We then tune the hyperparameters using the tune_grid
function, passing in the workflow object, the object specifying the
v-fold train-validation splits, and the object containing the
grid to be sampled:
svm_res <- svm_wf %>%
tune_grid(resamples = val_split,
grid = svm_grid)
We can retrieve the combination of hyperparameter that gives the best
average performance on the validation dataset using the
select_best
function, where we need to indicate according
to which metric we judge the performance of the candidate models (here
according to the ROC-AUC metric):
svm_best <- svm_res %>%
select_best(metric = "roc_auc")
svm_best
## # A tibble: 1 × 3
## cost rbf_sigma .config
## <dbl> <dbl> <chr>
## 1 2.72 0.0278 Preprocessor1_Model055
We can visualize the fitted grid with the best hyperparameter combination indicated:
svm_res %>%
collect_metrics() %>%
filter(.metric == "roc_auc") %>%
ggplot() +
geom_contour_filled(mapping = aes(x = rbf_sigma,
y = cost,
z = mean),
bins = 20) +
geom_point(data = svm_best,
mapping = aes(x = rbf_sigma,
y = cost)) +
scale_y_log10() +
scale_x_log10() +
labs(x = "Sigma", y = "Cost")
After having tuned the hyperparameters, we can use all data that was
used during the hyperparameter tuning (thus: all folds with training and
validation data) to fit the final model (with the selected
hyperparameter values).
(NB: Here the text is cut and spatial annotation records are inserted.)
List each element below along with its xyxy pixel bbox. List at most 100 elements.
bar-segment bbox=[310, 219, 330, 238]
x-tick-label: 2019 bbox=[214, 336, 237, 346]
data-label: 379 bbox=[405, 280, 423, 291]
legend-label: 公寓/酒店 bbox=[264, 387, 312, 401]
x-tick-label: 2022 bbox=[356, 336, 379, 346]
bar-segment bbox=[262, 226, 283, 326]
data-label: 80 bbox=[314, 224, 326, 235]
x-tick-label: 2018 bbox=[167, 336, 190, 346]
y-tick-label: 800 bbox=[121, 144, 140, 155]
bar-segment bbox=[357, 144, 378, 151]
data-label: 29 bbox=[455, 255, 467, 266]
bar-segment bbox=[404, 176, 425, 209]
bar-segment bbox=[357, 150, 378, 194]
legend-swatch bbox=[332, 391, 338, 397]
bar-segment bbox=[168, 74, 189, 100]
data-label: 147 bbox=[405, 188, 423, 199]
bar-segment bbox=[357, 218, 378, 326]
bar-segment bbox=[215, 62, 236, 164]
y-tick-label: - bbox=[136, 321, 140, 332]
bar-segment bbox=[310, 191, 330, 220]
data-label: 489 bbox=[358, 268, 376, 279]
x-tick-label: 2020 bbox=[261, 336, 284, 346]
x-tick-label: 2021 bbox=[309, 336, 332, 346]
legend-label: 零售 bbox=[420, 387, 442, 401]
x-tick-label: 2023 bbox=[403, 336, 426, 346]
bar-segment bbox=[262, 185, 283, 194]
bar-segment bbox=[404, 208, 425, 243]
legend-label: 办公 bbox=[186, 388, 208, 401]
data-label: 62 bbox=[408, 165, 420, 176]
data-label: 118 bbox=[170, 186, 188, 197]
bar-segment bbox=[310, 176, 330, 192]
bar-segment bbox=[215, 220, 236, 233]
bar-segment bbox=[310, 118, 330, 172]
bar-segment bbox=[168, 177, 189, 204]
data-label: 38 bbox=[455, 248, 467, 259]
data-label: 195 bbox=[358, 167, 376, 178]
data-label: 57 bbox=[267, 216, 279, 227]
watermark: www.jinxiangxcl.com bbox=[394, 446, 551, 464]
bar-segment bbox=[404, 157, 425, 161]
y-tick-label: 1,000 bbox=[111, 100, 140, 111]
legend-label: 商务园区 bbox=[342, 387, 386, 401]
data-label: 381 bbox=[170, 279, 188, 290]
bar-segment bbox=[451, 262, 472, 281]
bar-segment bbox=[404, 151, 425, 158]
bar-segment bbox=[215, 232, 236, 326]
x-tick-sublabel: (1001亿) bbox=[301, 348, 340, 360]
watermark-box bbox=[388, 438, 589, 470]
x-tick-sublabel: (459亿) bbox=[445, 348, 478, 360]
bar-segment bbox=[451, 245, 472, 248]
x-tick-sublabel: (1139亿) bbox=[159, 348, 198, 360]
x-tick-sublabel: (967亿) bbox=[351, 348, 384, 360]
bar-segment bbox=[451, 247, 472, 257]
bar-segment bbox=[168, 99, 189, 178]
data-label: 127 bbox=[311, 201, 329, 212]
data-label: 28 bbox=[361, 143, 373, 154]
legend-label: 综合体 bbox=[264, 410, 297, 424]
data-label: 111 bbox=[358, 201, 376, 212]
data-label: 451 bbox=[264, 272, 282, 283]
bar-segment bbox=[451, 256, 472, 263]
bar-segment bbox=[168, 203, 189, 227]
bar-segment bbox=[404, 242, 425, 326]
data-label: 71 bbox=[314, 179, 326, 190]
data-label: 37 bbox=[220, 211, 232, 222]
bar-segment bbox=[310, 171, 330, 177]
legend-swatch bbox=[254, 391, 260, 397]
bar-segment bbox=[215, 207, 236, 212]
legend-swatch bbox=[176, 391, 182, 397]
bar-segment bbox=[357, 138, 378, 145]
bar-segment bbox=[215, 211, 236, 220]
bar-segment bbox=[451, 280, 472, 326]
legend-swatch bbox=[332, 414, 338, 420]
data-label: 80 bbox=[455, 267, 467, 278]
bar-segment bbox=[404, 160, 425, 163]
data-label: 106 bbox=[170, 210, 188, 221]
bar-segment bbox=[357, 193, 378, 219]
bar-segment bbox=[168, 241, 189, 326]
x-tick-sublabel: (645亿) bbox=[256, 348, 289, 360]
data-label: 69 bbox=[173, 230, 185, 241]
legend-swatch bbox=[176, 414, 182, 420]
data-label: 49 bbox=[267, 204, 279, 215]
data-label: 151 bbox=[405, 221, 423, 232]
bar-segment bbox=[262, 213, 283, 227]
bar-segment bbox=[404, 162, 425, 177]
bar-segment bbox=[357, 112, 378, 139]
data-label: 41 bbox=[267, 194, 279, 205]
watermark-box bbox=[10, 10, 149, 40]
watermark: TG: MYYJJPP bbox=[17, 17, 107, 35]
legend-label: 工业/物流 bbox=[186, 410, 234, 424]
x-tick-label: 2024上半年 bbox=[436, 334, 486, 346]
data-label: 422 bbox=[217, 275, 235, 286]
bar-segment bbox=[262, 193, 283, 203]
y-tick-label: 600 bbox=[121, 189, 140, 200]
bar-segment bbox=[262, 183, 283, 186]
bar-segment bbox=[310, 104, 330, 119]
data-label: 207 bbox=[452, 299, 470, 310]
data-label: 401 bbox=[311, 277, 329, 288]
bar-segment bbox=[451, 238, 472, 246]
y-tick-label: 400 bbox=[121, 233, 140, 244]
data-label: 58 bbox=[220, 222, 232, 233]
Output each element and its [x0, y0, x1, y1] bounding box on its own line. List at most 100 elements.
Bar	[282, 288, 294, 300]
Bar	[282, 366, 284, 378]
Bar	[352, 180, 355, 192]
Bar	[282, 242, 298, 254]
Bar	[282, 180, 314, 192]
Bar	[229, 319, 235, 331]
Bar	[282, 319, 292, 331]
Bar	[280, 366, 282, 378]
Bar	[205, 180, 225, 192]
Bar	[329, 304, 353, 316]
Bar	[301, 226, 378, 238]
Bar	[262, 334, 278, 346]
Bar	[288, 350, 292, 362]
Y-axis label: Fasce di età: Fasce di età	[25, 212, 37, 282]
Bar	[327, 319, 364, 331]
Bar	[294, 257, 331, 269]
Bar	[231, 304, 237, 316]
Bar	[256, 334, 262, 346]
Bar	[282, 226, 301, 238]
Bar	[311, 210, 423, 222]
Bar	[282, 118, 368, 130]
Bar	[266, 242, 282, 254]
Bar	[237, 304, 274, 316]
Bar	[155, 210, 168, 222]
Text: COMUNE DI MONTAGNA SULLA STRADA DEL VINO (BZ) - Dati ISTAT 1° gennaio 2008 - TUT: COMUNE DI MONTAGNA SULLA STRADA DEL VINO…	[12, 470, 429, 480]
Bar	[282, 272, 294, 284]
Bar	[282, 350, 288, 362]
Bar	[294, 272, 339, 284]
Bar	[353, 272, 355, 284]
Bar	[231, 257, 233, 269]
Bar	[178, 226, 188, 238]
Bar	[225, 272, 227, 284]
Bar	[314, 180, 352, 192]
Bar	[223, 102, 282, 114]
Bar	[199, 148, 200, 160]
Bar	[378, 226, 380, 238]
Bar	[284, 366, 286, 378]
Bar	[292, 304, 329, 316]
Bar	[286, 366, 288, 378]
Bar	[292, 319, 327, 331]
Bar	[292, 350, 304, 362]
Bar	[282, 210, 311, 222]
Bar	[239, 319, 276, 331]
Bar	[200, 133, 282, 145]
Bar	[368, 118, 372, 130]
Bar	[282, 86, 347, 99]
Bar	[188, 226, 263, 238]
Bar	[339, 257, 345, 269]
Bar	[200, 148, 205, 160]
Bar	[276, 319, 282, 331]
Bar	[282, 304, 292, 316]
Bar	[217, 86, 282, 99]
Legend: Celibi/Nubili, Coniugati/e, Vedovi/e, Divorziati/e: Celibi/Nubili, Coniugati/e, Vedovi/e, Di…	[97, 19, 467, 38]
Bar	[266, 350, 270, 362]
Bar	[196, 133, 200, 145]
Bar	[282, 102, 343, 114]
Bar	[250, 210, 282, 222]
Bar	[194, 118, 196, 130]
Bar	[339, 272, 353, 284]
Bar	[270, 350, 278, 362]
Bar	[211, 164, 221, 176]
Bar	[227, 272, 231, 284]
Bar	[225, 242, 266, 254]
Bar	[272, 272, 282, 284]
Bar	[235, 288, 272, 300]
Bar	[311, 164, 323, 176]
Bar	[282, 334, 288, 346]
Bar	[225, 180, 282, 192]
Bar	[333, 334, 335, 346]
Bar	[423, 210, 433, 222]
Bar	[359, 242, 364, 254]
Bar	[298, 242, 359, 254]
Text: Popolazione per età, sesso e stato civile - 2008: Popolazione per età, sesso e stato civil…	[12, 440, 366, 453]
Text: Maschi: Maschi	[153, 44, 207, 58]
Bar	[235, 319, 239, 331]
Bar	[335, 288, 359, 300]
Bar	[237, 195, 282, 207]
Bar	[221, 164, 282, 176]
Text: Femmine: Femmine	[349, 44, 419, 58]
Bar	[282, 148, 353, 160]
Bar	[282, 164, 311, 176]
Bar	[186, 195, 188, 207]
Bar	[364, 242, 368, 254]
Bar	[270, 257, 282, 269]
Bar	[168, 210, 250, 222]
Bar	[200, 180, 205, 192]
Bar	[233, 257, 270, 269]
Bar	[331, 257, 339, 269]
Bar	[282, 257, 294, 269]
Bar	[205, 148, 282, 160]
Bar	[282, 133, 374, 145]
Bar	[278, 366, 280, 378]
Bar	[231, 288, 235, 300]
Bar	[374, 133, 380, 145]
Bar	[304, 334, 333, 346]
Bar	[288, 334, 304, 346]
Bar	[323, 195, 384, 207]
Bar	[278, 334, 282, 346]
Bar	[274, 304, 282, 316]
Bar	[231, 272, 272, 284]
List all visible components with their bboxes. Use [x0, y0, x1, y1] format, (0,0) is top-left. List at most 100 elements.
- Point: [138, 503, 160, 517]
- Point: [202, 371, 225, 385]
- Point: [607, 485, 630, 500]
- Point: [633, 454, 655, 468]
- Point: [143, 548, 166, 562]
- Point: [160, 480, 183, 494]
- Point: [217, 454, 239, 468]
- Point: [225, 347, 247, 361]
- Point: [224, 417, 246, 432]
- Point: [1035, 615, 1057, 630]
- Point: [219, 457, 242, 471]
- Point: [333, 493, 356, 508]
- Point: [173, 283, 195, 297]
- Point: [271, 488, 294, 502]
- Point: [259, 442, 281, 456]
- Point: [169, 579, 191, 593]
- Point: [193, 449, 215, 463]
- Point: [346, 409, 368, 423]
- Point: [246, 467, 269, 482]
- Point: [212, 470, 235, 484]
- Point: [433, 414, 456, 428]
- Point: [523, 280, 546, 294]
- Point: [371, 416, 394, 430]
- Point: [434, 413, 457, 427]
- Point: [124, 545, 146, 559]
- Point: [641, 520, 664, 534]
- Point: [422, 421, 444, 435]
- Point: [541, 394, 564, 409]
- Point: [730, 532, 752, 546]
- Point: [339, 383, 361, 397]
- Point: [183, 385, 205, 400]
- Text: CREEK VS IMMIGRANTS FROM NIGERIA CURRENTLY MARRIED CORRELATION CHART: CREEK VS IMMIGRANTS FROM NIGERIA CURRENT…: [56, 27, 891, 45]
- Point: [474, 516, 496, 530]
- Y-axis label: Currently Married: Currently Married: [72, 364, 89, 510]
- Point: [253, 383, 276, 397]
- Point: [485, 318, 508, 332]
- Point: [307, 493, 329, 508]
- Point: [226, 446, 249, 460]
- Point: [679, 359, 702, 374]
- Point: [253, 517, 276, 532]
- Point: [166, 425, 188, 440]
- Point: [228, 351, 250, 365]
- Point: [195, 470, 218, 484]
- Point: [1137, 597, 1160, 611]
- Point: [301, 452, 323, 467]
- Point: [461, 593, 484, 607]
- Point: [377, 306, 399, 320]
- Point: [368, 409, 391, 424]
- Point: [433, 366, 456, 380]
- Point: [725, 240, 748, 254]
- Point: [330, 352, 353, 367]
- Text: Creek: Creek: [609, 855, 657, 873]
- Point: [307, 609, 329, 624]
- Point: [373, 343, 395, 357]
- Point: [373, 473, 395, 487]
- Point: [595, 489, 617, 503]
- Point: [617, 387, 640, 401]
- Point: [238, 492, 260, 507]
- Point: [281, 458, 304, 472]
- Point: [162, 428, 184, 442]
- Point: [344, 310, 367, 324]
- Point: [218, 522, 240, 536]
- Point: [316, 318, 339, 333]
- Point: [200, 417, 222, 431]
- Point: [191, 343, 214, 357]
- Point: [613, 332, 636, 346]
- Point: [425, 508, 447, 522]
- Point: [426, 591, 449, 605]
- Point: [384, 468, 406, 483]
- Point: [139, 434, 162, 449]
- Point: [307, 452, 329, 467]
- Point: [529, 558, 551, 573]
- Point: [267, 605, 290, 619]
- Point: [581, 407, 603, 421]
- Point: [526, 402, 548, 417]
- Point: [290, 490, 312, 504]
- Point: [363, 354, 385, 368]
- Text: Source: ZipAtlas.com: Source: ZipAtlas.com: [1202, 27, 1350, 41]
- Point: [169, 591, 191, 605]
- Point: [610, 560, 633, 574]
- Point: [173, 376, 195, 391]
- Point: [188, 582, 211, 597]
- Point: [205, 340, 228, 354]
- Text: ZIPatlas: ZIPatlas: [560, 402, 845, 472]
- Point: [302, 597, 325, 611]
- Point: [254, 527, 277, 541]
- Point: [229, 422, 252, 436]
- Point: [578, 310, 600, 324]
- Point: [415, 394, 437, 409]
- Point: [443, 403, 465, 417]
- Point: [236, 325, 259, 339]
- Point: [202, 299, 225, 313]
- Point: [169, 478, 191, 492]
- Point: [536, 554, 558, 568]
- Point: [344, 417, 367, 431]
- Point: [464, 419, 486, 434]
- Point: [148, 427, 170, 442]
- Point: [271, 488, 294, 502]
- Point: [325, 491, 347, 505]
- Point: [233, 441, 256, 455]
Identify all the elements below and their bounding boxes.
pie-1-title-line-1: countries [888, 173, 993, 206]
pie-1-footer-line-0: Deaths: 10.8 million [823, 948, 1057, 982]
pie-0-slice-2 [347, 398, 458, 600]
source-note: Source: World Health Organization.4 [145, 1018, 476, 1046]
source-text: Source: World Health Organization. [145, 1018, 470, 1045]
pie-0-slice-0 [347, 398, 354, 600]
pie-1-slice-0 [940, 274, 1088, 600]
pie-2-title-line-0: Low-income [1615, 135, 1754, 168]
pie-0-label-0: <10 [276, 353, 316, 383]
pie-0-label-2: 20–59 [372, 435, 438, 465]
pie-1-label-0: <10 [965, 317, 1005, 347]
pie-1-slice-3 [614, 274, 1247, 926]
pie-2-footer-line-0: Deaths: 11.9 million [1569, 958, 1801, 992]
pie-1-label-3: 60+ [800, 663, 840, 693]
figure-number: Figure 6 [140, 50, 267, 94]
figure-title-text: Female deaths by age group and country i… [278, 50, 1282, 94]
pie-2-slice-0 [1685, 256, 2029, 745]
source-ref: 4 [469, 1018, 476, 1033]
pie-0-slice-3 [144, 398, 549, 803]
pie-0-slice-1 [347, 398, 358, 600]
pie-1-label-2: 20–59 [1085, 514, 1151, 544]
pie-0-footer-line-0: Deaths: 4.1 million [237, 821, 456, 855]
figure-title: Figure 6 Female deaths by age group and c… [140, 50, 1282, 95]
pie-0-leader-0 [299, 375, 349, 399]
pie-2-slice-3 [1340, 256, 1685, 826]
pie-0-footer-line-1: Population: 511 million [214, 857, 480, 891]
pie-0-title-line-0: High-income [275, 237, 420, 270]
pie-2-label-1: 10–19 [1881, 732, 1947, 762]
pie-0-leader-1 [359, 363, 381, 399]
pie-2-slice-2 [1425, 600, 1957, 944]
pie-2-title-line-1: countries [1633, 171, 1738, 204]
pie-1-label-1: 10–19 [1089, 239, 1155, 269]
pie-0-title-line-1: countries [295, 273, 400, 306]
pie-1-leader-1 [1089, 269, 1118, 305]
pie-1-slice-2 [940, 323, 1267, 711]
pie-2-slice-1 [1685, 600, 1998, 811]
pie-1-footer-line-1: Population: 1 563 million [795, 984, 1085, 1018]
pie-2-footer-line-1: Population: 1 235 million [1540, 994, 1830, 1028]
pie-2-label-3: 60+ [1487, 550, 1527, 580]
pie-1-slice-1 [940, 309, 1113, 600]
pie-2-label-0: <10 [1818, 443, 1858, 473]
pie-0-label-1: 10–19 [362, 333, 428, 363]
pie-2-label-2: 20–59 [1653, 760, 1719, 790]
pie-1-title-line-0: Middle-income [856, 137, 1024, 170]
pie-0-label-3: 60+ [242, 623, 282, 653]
For this we can use the
finalize_model
function to update the model-specification
with these best hyperparameters:
svm_final <- svm_spec %>%
finalize_model(svm_best)
Likewise, we can update the workflow by updating the finalized model:
svm_wf_final <- svm_wf %>%
update_model(svm_final)
We can check the steps above by inspecting the updated final workflow:
svm_wf_final
## ══ Workflow ════════════════════════════════════════════════════════════════════════════════════════════════════════════════════════════════════════════════════════════════
## Preprocessor: Recipe
## Model: svm_rbf()
##
## ── Preprocessor ────────────────────────────────────────────────────────────────────────────────────────────────────────────────────────────────────────────────────────────
## 1 Recipe Step
##
## • step_normalize()
##
## ── Model ───────────────────────────────────────────────────────────────────────────────────────────────────────────────────────────────────────────────────────────────────
## Radial Basis Function Support Vector Machine Model Specification (classification)
##
## Main Arguments:
## cost = 2.72158000034875
## rbf_sigma = 0.0278255940220713
##
## Computational engine: kernlab
To perform a last fit of the model based on all training data, and
predict on the testing data (that has not been used during any model
development), we can then use the last_fit
function:
svm_final_fit <- svm_wf_final %>%
last_fit(main_split)
We can compute predictive performance metrics (thus: on the test
dataset) using the collect_metrics
function:
svm_final_fit %>%
collect_metrics()
## # A tibble: 3 × 4
## .metric .estimator .estimate .config
## <chr> <chr> <dbl> <chr>
## 1 accuracy binary 0.96 Preprocessor1_Model1
## 2 roc_auc binary 0.994 Preprocessor1_Model1
## 3 brier_class binary 0.0277 Preprocessor1_Model1
Using the collect_predictions
function we can retrieve
the predictions on the test dataset, and from this we can then retrieve
the confusion matrix:
svm_final_fit %>%
collect_predictions() %>%
conf_mat(truth = Species,
estimate = .pred_class)
## Truth
## Prediction versicolor virginica
## versicolor 12 0
## virginica 1 12
We see that the test dataset contains 25 records (25% of the 100 records we started with). The model fitted and tuned on the other 75% of the data predicts quite well on this test dataset: of the 25 records, 24 were correctly classified (96% accuracy)!